No dia 20 de abril as imagens da heróica resistência dos trabalhadores siderúrgicos de Sicartsa - complexo Las Truchas (propriedade do grupo Villacero), no porto de Lázaro Cárdenas, Michoacán, percorreram o país e foram difundidas no continente.

Chegou-se a esta situação quando depois da tragédia de Pasta de Conchos (ver o artigo seguinte) o governo deslegitimou Napoleón Gómez Urrutia como dirigente do sindicato mineiro-metalúrgico, impondo Elías Morales neste posto (ainda que nos anos prévios garantiu os planos patronais, havia tido tensões com setores da patronal mineira).

Este ataque ã autonomia sindical despertou o repúdio operário e provocou ações de protesto do sindicato. Nos dias 01 e 02 de março os 270,000 trabalhadores realizaram uma paralisação nacional; a participação operária defendia, não tanto o “seu” dirigente, senão a sua organização, e expressava o repúdio ante as mortes de seus companheiros e ante o ataque a suas condições de trabalho.
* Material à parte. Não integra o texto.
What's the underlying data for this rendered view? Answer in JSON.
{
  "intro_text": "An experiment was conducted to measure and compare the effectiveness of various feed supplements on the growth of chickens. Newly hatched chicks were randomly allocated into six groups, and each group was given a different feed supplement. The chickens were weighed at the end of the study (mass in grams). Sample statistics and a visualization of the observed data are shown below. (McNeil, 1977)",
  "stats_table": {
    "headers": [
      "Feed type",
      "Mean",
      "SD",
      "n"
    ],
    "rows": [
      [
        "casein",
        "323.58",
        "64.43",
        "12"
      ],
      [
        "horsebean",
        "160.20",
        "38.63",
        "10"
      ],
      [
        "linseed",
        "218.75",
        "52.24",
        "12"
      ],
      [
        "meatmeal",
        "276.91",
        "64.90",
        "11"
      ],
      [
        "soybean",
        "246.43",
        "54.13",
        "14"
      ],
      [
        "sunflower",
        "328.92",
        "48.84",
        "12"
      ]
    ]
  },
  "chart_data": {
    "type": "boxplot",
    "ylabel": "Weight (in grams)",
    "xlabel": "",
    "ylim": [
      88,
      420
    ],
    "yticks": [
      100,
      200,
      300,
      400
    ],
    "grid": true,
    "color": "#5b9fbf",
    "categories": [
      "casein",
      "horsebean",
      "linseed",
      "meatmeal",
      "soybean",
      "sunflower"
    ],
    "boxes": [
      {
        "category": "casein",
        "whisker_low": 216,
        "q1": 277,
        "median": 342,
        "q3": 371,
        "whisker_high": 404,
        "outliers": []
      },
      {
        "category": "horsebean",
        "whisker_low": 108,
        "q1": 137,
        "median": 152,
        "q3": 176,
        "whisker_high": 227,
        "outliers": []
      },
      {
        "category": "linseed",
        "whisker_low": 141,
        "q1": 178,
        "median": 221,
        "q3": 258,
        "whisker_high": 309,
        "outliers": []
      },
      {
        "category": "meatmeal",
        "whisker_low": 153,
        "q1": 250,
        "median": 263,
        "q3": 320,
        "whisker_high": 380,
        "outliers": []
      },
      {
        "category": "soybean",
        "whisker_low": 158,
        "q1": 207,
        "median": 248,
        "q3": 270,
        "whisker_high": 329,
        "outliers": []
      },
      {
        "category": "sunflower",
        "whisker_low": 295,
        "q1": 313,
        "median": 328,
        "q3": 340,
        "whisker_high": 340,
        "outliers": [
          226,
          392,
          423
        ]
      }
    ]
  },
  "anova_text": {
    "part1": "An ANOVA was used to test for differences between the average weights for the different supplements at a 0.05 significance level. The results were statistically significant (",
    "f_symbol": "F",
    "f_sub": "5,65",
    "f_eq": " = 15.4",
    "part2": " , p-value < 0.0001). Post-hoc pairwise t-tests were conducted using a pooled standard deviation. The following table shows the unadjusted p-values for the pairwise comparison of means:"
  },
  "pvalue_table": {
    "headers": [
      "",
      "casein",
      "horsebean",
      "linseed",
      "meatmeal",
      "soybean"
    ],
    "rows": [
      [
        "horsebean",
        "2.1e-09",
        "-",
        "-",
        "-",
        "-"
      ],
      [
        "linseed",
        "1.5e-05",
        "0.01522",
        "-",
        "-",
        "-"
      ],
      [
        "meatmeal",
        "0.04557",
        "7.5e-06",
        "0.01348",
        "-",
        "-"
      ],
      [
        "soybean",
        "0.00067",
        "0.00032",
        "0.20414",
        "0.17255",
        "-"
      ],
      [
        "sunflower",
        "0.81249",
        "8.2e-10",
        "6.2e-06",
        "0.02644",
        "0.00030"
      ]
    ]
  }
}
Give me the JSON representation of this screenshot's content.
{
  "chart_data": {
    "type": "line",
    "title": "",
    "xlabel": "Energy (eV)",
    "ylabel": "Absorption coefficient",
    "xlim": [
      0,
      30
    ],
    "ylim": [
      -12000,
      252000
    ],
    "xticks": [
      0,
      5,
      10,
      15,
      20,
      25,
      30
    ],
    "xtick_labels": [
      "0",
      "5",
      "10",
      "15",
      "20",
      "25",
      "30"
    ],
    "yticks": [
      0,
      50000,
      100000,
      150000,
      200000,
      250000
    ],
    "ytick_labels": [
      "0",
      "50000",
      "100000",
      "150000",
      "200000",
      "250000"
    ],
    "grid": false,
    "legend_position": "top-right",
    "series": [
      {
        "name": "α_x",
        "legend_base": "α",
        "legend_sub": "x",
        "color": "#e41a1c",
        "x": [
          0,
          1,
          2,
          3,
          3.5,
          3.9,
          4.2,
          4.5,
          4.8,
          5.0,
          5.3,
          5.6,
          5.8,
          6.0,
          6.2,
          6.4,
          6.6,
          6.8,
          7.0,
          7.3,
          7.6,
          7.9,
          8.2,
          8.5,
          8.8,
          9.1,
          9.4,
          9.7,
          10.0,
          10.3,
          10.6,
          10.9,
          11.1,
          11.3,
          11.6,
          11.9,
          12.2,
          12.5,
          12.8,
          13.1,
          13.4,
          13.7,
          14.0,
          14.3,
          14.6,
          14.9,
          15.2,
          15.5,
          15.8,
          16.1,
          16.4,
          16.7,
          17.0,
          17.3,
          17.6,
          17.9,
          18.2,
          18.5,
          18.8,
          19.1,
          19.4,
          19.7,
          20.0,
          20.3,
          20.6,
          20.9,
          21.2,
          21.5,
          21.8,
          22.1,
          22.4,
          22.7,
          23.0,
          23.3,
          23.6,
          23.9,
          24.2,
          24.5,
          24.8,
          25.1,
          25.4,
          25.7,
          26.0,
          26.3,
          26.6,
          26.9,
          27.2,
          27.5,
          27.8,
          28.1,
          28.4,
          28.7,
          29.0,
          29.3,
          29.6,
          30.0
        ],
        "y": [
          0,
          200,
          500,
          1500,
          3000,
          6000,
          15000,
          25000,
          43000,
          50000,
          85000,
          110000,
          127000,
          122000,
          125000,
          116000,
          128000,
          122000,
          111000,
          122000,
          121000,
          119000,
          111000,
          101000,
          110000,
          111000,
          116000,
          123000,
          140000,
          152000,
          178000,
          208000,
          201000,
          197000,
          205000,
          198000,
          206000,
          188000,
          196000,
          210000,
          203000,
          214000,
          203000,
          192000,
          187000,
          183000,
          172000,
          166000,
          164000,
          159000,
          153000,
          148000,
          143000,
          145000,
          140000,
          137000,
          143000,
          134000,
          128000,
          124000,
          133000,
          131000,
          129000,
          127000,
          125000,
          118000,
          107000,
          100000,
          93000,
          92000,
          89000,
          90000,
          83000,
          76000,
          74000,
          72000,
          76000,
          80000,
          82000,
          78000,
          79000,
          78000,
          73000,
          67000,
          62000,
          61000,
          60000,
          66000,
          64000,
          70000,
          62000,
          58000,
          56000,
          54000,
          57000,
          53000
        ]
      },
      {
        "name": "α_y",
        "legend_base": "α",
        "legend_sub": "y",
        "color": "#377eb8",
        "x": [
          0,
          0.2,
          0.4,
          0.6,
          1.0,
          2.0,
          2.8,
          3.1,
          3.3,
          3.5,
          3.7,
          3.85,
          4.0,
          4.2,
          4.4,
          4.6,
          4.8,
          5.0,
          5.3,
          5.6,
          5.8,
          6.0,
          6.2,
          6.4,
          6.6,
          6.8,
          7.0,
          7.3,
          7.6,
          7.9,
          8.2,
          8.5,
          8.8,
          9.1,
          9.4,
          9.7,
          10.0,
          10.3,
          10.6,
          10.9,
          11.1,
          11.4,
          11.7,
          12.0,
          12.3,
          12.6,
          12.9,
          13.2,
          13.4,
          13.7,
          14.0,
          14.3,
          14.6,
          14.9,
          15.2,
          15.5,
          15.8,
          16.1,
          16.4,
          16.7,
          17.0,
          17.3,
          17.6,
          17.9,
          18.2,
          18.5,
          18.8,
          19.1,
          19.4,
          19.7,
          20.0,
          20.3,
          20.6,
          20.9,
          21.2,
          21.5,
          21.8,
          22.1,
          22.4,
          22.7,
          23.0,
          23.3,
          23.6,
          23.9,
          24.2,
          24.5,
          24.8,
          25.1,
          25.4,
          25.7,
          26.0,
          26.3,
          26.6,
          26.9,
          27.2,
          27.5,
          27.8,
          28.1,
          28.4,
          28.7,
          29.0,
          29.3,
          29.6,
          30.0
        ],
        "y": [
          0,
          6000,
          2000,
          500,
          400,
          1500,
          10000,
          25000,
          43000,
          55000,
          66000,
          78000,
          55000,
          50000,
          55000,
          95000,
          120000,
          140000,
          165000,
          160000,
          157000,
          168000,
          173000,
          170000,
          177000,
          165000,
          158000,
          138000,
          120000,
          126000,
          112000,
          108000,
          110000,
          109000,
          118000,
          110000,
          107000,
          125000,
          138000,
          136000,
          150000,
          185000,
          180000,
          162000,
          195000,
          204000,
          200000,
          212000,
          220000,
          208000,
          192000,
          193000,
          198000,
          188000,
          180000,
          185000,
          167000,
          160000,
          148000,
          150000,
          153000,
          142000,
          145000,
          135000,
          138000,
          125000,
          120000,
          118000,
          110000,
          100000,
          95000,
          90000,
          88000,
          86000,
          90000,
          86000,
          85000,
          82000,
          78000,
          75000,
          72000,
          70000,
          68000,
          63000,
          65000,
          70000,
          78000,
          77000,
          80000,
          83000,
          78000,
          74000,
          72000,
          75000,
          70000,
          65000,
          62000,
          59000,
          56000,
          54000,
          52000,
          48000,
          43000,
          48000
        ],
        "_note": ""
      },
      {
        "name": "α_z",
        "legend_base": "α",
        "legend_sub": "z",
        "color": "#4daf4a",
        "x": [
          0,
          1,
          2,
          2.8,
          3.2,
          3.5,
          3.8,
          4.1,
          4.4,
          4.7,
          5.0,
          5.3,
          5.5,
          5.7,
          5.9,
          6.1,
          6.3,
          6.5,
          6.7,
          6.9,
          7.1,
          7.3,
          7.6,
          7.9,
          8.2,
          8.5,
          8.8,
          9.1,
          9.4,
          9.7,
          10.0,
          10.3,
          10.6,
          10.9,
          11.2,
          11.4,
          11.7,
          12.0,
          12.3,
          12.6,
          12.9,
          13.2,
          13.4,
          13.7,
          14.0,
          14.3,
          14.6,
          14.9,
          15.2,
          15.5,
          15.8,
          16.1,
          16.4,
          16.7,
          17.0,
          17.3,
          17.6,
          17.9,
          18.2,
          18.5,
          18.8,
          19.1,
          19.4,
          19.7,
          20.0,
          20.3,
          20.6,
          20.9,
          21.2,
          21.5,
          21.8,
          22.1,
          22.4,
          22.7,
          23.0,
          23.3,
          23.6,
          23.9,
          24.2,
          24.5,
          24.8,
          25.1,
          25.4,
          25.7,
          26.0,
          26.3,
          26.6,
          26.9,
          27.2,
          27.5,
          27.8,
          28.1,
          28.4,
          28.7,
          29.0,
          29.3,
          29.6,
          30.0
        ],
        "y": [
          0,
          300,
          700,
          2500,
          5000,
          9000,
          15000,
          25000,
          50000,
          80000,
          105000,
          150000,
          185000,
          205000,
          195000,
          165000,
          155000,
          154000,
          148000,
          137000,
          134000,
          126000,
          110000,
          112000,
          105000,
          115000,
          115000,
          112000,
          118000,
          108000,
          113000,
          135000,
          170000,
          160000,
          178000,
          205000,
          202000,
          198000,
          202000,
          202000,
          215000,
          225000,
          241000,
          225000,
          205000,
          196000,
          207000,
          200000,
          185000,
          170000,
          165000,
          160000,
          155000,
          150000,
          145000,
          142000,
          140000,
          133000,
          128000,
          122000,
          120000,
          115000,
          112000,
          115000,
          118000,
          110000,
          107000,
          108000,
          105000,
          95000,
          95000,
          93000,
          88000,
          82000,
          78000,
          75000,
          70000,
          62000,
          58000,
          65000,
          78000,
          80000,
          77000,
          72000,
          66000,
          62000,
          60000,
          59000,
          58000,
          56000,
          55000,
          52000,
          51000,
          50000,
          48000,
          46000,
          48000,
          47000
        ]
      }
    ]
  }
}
Nas semanas seguintes houve greves em empresas mineiras Nacozari, Sonora), e siderúrgicas (como em Lázaro Cárdenas), rechaçando a ingerência de Fox.Neste contexto, desde o dia 02 de abril os trabalhadores de Sicartsa foram ã greve, e depois de 19 dias cerca de 800 policiais sob a ordem do governo federal panista e do governo federal perredista, quiseram desalojá-los com gases lacrimogêneos e balas de borracha, provocando uma rebelião operária que -numa luta desigual e lançando mão do que estava a seu alcance - freou o desalojamento e gerou um movimento de solidariedade nesta cidade (onde há estaleiros, minas e fábricas de fertilizantes, que nos anos prévios protagonizaram várias lutas), com o qual centenas de trabalhadores de outras empresas se somaram à luta.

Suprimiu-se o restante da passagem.